Желание быть в одиночестве в укрытии стен своей комнаты не исчезло и утром, когда Лиза поднялась с тяжелой после тревожной ночи головой. А тело почему-то болело, словно не на перине она лежала, а на досках, ворочаясь с боку на бок.
Ах, если б можно было сказаться больной и хотя бы на время отстрочить то, от чего так болела душа, невзирая на все уверения разума! Но вряд ли madam mere, что уже проснулась в соседней комнате, позволит себя обмануть. Она всегда читала ее мысли, будто открытую книгу, от нее было сложно таить секреты. «Хотя и возможно», — напомнила себе Лиза, воскрешая в памяти вчерашний разговор.
Но оказалось, что решение сказаться больной, полностью отвечает желаниям Софьи Петровны, как та заверила девушку, выслушав ее несмелую речь о плохом самочувствии.
— Все верно, — кивнула мадам Вдовина, аккуратно снимая с головы чепец, чтобы не зацепить им папильотки, которыми была щедро усыпана ее голова. — Нынче надо закрыться от него. Настало время шага назад.
— Шага назад? — озадаченно переспросила Лиза.
Софья Петровна похлопала по постели подле себя, а после, когда Лиза присела рядом, пригладила растрепанные за ночь волосы девушки.
— Покорить мужчину — как танец, ma chère. Ты то делаешь шаг вперед к нему, то отступаешь назад, когда он полагает, что ты в его власти. Ничто так не горячит кровь, как преследование. Охота, если можно так сказать. Нынче настало время холодности. Ничто так не разжигает огня, как холод. После даже самый легкий кивок будет для него как награда. Кровь нашего Аида горяча. Он не потерпит отстраненности, когда сам желает обратного. Так что вы правы, meine Mädchen — вам лучше побыть здесь, в покоях, несколько дней. А теперь позвоните Ирине. Мне бы поскорее собраться к завтраку. Негоже пропустить его по нынешнему-то времени!
Перед тем, как покинуть покои, мадам Вдовина вдруг попросила Ирину выйти вон. А затем позвала к себе Лизу и долго и внимательно смотрела на нее.
— Что-то не так, madam mere? — осмелилась нарушить это странное молчание Лиза, от которого ей стало не по себе.

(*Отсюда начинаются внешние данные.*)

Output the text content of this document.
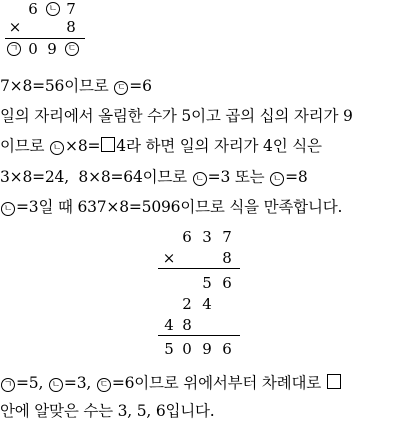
6 ㄴ 7
×	8
ㄱ 0 9 ㄷ
7×8=56이므로 ㄷ =6
일의 자리에서 올림한 수가 5이고 곱의 십의 자리가 9
이므로 ㄴ ×8= 4라 하면 일의 자리가 4인 식은
3×8=24,  8×8=64이므로 ㄴ =3 또는 ㄴ =8
ㄴ =3일 때 637×8=5096이므로 식을 만족합니다.
6 3 7
×	8
5 6
2 4
4 8
5 0 9 6
ㄱ =5, ㄴ =3, ㄷ =6이므로 위에서부터 차례대로
안에 알맞은 수는 3, 5, 6입니다.
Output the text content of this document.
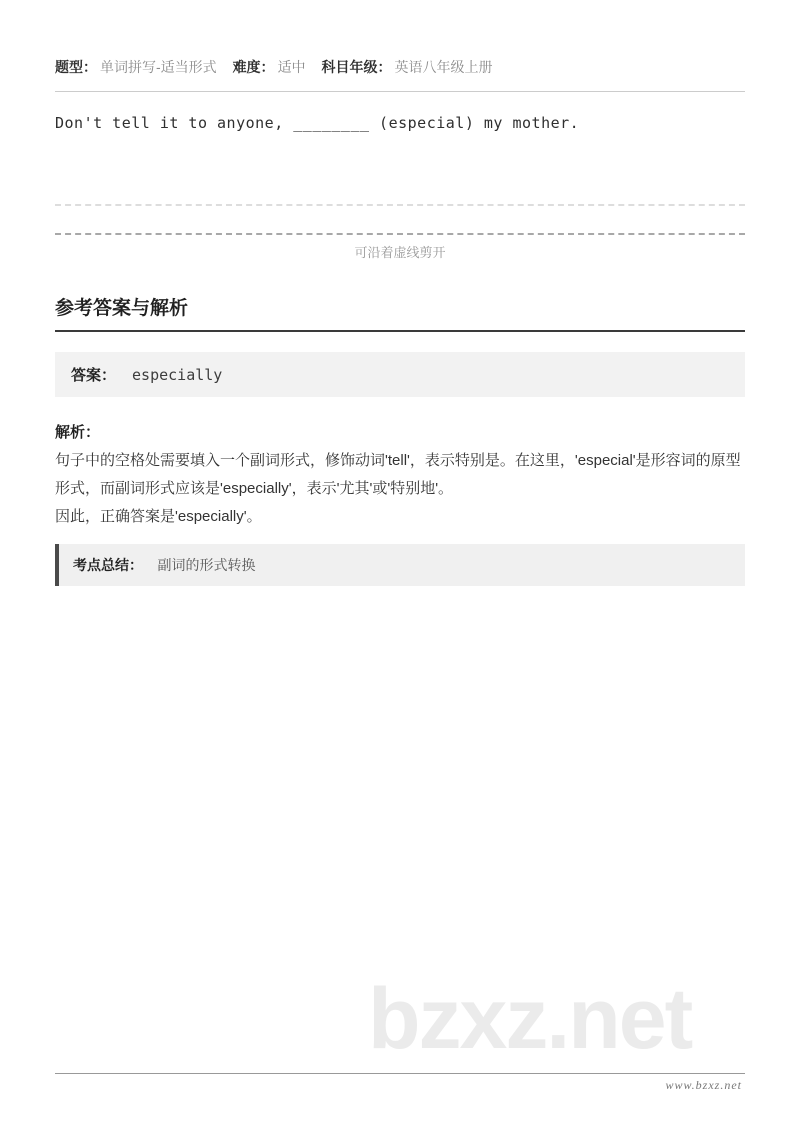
题型： 单词拼写-适当形式 难度： 适中 科目年级： 英语八年级上册
Don't tell it to anyone, ________ (especial) my mother.
可沿着虚线剪开
参考答案与解析
答案： especially
解析：
句子中的空格处需要填入一个副词形式，修饰动词'tell'，表示特别是。在这里，'especial'是形容词的原型形式，而副词形式应该是'especially'，表示'尤其'或'特别地'。
因此，正确答案是'especially'。
考点总结： 副词的形式转换
bzxz.net
www.bzxz.net
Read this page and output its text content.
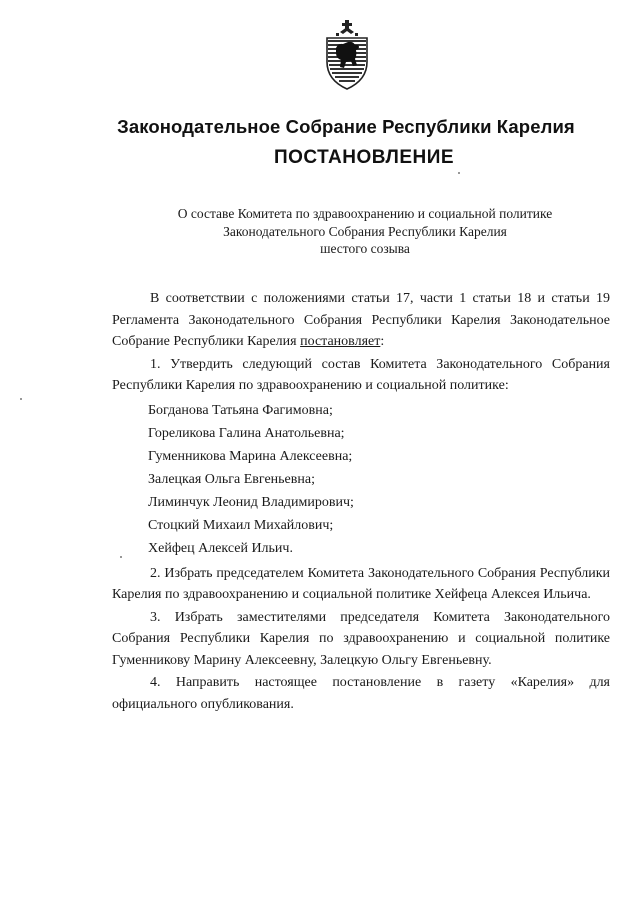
Законодательное Собрание Республики Карелия
ПОСТАНОВЛЕНИЕ
О составе Комитета по здравоохранению и социальной политике
Законодательного Собрания Республики Карелия
шестого созыва

В соответствии с положениями статьи 17, части 1 статьи 18 и статьи 19 Регламента Законодательного Собрания Республики Карелия Законодательное Собрание Республики Карелия постановляет:

1. Утвердить следующий состав Комитета Законодательного Собрания Республики Карелия по здравоохранению и социальной политике:

Богданова Татьяна Фагимовна;
Гореликова Галина Анатольевна;
Гуменникова Марина Алексеевна;
Залецкая Ольга Евгеньевна;
Лиминчук Леонид Владимирович;
Стоцкий Михаил Михайлович;
Хейфец Алексей Ильич.

2. Избрать председателем Комитета Законодательного Собрания Республики Карелия по здравоохранению и социальной политике Хейфеца Алексея Ильича.

3. Избрать заместителями председателя Комитета Законодательного Собрания Республики Карелия по здравоохранению и социальной политике Гуменникову Марину Алексеевну, Залецкую Ольгу Евгеньевну.

4. Направить настоящее постановление в газету «Карелия» для официального опубликования.
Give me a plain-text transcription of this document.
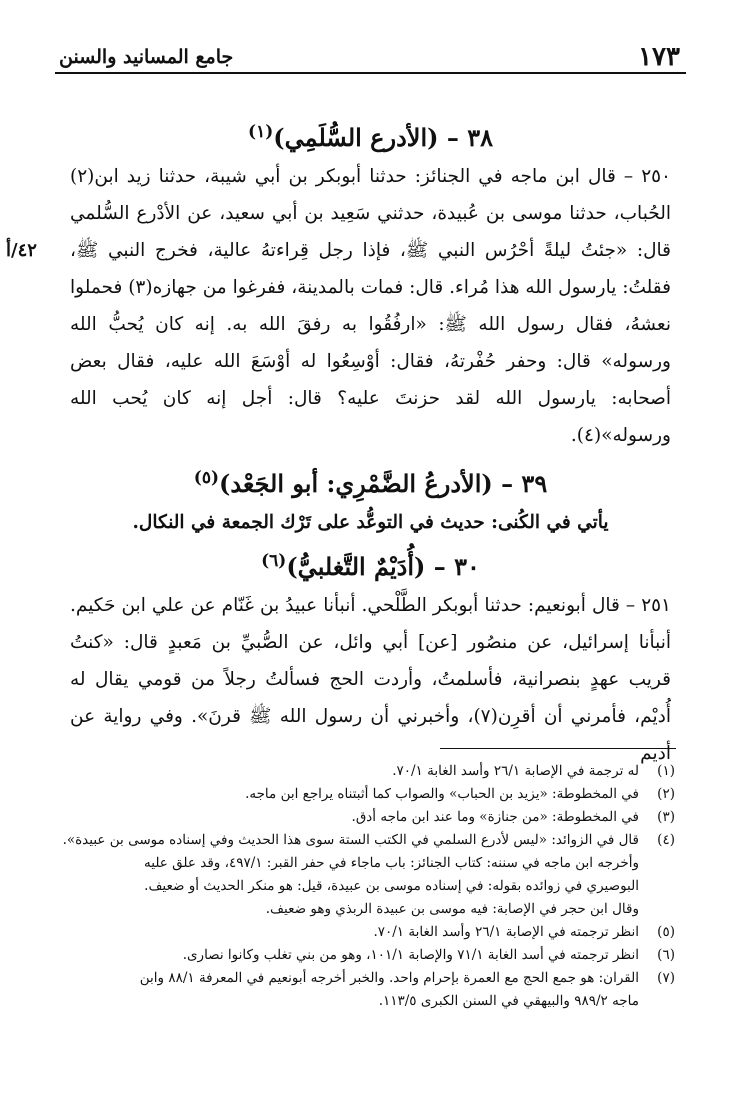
١٧٣
جامع المسانيد والسنن
٤٢/أ
٣٨ – (الأدرع السُّلَمِي)$^{(١)}$

٢٥٠ – قال ابن ماجه في الجنائز: حدثنا أبوبكر بن أبي شيبة، حدثنا زيد ابن(٢) الحُباب، حدثنا موسى بن عُبيدة، حدثني سَعِيد بن أبي سعيد، عن الأدْرع السُّلمي قال: «جئتُ ليلةً أحْرُس النبي ﷺ، فإذا رجل قِراءتهُ عالية، فخرج النبي ﷺ، فقلتُ: يارسول الله هذا مُراء. قال: فمات بالمدينة، ففرغوا من جهازه(٣) فحملوا نعشهُ، فقال رسول الله ﷺ: «ارفُقُوا به رفقَ الله به. إنه كان يُحبُّ الله ورسوله» قال: وحفر حُفْرتهُ، فقال: أوْسِعُوا له أوْسَعَ الله عليه، فقال بعض أصحابه: يارسول الله لقد حزنتَ عليه؟ قال: أجل إنه كان يُحب الله ورسوله»(٤).

٣٩ – (الأدرعُ الضَّمْرِي: أبو الجَعْد)$^{(٥)}$

يأتي في الكُنى: حديث في التوعُّد على تَرْك الجمعة في النكال.

٣٠ – (أُدَيْمٌ التَّغلبيُّ)$^{(٦)}$

٢٥١ – قال أبونعيم: حدثنا أبوبكر الطَّلْحي. أنبأنا عبيدُ بن غَنّام عن علي ابن حَكيم. أنبأنا إسرائيل، عن منصُور [عن] أبي وائل، عن الصُّبيِّ بن مَعبدٍ قال: «كنتُ قريب عهدٍ بنصرانية، فأسلمتُ، وأردت الحج فسألتُ رجلاً من قومي يقال له أُديْم، فأمرني أن أقرِن(٧)، وأخبرني أن رسول الله ﷺ قرنَ». وفي رواية عن أديم

(١)
له ترجمة في الإصابة ٢٦/١ وأسد الغابة ٧٠/١.
(٢)
في المخطوطة: «يزيد بن الحباب» والصواب كما أثبتناه يراجع ابن ماجه.
(٣)
في المخطوطة: «من جنازة» وما عند ابن ماجه أدق.
(٤)
قال في الزوائد: «ليس لأدرع السلمي في الكتب الستة سوى هذا الحديث وفي إسناده موسى بن عبيدة».
وأخرجه ابن ماجه في سننه: كتاب الجنائز: باب ماجاء في حفر القبر: ٤٩٧/١، وقد علق عليه
البوصيري في زوائده بقوله: في إسناده موسى بن عبيدة، قيل: هو منكر الحديث أو ضعيف.
وقال ابن حجر في الإصابة: فيه موسى بن عبيدة الربذي وهو ضعيف.
(٥)
انظر ترجمته في الإصابة ٢٦/١ وأسد الغابة ٧٠/١.
(٦)
انظر ترجمته في أسد الغابة ٧١/١ والإصابة ١٠١/١، وهو من بني تغلب وكانوا نصارى.
(٧)
القران: هو جمع الحج مع العمرة بإحرام واحد. والخبر أخرجه أبونعيم في المعرفة ٨٨/١ وابن
ماجه ٩٨٩/٢ والبيهقي في السنن الكبرى ١١٣/٥.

— Что вы скрываете, meine Mädchen? Есть ли что-то, что до сей поры отчего-то мне неведомо? — прищурила глаза Софья Петровна. — Не торопитесь с ответом. Поразмыслите… у нас с вами, ma chère, не должно быть тайн друг от друга. Не должно!
— Мне нечего скрывать от вас, madam mere, — Лиза смиренно отпустила взгляд в пол и сделала вежливый книксен, стараясь всем своим видом выразить покорность. С трудом удержалась, правда, на ногах, когда Софья Петровна произнесла:
— Надеюсь, что ведаю отменно, что творится за душой вашей, и что в голове держите. И что вы понимаете, как следует каждое слово обдумывать прежде, чем сказать его. Дмитриевский прошлым вечером спросил меня о сыне, точнее — о вашем брате. Как это понимать, ma chère?
— И что вы ответили ему? — прошептала Лиза, чувствуя, как холодеет душа.
— Что не желаю говорить о том. Ушла от ответа, — Софья Петровна в волнении стала крутить браслет на запястье. — Но он наверняка спросит у вас, коли не удалось выпытать у меня. Gare, ma chère![123]
После ухода мадам Вдовиной Лиза долго сидела в кресле в окна, сжимая и разжимая подлокотники в попытке выровнять дыхание и успокоиться. Но та странная отрешенность, что помогала ей стойко выносить события последних дней, никак не желала возвращаться. Душу разрывали на части невероятные по силе чувства.
Страх за крушение единственной надежды. Опасение перед будущим, которое ждало ее, если замысел воплотится в жизнь. Странные чувства к человеку, с которым она будет связана на некоторое время помимо своего желания.
Боялась ли она графа как того, кто может причинить ей вред, разрушить ее жизнь? Скорее нет, чем да. Лиза боялась того огня, что горячил ей кровь, едва она вспоминала, как он лежал на ней. И как она хотела тогда, чтобы его губы коснулись ее рта. И руки Александра. Она до сих пор ощущала их силу на своих плечах. И помимо воли в голову закрадывалась предательская мысль о том, что для этого человека нет границ в желаниях и стремлениях. Если посягнул некогда на самое святое, что может только быть у дворянина и офицера Российской империи…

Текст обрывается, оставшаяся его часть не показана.